- Born: Santa Barbara, California
- Education: University of Southern California
- Occupation: Jewelry designer
- Notable work: Fine Jewelry Collection, Brass Collection
- Spouse: Kevin Fisher ​(m. 2001)​
- Children: 2

= Jennifer Fisher (designer) =

American jewelry designer

Jennifer Fisher (born Santa Barbara, California) is an American jewelry designer based in New York City. She designs jewelry for two of her own lines: the Fine Jewelry Collection and Brass Collection.

== Early career ==
Fisher graduated from the University of Southern California with a bachelor's degree in Business Marketing and a minor in Fine Arts. After graduating in 1993, she began her career in fashion, working in both Los Angeles and New York as a wardrobe stylist for feature films, television shows, and commercials.

==Career==
After college and before she gained any experience in the jewelry business, Fisher worked as a wardrobe stylist for national ad campaigns like Budweiser and American Express.

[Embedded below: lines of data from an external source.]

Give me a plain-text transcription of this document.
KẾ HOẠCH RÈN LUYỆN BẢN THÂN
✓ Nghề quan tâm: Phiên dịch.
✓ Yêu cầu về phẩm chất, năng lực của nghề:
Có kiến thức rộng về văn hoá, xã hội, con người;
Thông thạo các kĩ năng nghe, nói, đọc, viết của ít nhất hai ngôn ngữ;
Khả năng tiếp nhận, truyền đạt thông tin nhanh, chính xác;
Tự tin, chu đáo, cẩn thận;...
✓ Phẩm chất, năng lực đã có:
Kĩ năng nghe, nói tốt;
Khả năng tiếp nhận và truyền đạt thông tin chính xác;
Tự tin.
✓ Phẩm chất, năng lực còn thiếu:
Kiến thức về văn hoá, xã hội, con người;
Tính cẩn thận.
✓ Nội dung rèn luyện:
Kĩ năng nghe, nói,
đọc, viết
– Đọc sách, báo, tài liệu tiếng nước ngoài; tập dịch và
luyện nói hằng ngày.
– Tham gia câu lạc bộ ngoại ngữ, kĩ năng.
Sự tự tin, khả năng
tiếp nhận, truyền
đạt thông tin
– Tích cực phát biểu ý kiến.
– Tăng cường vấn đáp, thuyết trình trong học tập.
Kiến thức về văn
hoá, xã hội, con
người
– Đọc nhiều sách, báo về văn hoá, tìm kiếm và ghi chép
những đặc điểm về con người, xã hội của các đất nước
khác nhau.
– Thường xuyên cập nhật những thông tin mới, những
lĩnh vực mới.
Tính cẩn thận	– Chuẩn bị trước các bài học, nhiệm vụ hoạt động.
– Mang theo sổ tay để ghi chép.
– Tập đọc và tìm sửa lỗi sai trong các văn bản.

When her first child was born, Fisher wanted a receiving gift with single letters of the baby´s name. When she couldn´t find it, she designed a necklace, a dog tag charm with the name stamped on the front in her own, personal style and began to wear it. When friends, family, and colleagues began to request that she design one for them, her business slowly started. After Uma Thurman wore Fishers jewelry on the cover of Glamour Magazine, her business was born.

She began with a website with five products and became one of the first brands sold online.

In May 2014, Fisher opened her flagship store on New York City’s lower Fifth Avenue.

== Awards ==
In 2012, Fisher was a top ten finalist in the Council of Fashion Designers of America (CFDA) Vogue Fashion Fund Competition. She also received the Influencer Award at the 2006 Accessories Council Excellence Awards.

== Personal life ==
In 2001, Fisher married Kevin Fisher. The couple lives in New York City with their two children.